Bernard Lippmann

A former professor of physics at New York University, Lippmann is mainly known for the Lippmann-Schwinger equation, a widely used tool in non-relativistic scattering theory, which he formulated together with his doctoral supervisor Julian Schwinger[4] Bernard Lippmann was born in Brooklyn, New York City, in 1914.

[5] After initially attending the Polytechnic School of Brooklyn, where he attained a bachelor's degree in electrical engineering, he switched to physics and was admitted to the degree of Master of Science at the University of Michigan in 1935[6] Subsequently, Lippmann entered the industry, where he held various engineering roles until the entry of the United States into the Second World War when he joined MIT's Radiation Laboratory.

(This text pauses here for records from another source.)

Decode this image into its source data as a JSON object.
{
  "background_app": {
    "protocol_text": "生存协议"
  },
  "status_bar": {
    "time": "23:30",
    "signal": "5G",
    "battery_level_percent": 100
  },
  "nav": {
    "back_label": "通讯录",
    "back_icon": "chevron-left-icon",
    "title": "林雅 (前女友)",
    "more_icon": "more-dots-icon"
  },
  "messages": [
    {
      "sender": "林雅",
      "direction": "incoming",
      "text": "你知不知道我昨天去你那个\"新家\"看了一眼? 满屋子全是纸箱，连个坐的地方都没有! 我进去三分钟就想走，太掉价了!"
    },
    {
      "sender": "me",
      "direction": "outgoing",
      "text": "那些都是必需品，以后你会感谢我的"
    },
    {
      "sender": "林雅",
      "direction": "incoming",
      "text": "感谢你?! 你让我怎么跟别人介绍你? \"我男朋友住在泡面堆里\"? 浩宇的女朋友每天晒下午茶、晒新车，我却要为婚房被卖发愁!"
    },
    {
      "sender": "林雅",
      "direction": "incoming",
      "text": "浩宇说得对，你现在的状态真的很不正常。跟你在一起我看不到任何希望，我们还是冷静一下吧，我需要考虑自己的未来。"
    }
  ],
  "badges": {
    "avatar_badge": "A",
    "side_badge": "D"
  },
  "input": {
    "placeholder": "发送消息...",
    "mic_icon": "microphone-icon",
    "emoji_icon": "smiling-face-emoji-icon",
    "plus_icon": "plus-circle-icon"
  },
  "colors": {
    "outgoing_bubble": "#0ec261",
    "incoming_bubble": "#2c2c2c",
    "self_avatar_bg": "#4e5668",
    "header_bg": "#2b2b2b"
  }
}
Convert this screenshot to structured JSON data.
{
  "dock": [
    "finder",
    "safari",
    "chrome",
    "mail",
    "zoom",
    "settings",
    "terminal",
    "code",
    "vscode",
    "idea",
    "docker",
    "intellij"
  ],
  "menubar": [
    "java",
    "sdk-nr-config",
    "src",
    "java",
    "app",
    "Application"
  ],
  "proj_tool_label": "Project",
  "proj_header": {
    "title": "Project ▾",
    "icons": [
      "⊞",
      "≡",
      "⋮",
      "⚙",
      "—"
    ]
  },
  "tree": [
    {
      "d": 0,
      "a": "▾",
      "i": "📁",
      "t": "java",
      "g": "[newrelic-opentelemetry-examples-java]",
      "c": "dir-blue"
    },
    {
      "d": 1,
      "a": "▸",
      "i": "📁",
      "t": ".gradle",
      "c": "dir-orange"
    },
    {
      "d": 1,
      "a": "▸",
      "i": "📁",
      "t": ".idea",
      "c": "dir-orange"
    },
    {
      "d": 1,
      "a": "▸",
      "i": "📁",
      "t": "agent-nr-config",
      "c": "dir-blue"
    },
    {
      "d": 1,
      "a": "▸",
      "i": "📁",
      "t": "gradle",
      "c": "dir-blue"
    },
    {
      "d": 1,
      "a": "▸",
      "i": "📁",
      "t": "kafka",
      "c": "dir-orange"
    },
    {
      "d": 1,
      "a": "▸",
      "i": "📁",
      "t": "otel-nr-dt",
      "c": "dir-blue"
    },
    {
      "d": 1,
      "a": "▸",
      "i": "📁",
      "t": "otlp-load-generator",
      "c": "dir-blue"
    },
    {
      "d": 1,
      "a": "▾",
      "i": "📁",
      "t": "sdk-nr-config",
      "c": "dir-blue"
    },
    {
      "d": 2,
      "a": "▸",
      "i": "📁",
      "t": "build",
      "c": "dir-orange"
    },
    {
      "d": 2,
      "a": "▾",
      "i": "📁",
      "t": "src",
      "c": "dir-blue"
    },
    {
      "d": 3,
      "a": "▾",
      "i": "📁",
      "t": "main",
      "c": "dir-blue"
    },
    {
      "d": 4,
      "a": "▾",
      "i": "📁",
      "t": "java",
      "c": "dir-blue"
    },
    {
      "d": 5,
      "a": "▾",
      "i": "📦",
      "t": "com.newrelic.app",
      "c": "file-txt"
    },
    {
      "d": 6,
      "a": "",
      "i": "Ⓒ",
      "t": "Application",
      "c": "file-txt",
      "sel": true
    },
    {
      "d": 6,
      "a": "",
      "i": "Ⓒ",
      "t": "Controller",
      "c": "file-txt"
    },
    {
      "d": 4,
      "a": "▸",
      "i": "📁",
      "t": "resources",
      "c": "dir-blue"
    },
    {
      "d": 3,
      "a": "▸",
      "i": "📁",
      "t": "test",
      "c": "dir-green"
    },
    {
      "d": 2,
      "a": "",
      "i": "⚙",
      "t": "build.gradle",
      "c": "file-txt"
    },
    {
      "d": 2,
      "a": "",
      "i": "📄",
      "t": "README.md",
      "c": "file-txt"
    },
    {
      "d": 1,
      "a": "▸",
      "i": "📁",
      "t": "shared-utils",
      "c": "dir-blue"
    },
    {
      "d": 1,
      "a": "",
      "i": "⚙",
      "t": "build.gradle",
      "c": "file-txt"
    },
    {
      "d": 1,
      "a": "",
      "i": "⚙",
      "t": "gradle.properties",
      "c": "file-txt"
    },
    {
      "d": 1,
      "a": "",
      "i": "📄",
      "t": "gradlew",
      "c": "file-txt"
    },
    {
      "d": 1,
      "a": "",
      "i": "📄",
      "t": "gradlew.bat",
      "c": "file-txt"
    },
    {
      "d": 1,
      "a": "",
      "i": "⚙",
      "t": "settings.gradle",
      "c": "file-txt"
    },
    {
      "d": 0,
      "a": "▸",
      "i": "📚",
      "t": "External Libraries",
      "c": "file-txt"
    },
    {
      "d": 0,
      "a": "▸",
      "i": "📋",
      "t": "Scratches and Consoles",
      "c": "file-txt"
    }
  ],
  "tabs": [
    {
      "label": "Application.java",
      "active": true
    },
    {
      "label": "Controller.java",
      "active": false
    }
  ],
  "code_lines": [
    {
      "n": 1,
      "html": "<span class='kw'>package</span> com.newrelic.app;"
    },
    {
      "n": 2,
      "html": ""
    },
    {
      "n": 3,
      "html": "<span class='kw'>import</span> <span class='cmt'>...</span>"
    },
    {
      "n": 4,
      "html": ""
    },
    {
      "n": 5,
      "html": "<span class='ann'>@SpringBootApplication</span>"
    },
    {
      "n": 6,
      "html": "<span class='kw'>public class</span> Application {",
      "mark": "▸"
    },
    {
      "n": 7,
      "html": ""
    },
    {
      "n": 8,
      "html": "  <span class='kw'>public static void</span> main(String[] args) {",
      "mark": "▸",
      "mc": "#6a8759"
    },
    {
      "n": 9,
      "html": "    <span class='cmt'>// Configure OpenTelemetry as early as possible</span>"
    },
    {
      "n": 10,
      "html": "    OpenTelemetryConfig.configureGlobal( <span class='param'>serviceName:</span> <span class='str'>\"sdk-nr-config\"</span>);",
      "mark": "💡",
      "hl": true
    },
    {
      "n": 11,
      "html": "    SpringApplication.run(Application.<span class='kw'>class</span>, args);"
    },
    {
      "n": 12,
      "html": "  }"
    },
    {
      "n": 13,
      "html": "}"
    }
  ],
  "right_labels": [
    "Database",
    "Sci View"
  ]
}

After the war, in 1946, he began his Doctor of Philosophy degree at Harvard under the supervision of Schwinger,[7] while also leading the radar receiver group at the Submarine Signal Company in Boston (later amalgamated into Raytheon).

After being awarded his doctorate in 1948, Lippmann spent the subsequent two decades conducting research at several American institutions.

Following his retirement, Lippmann relocated to California, where he served as the manager of the theoretical physics department at the Physics International Company in San Leandro, California, a manufacturer of intense cathode ray generators, as well as a consultant for the Stanford Linear Accelerator.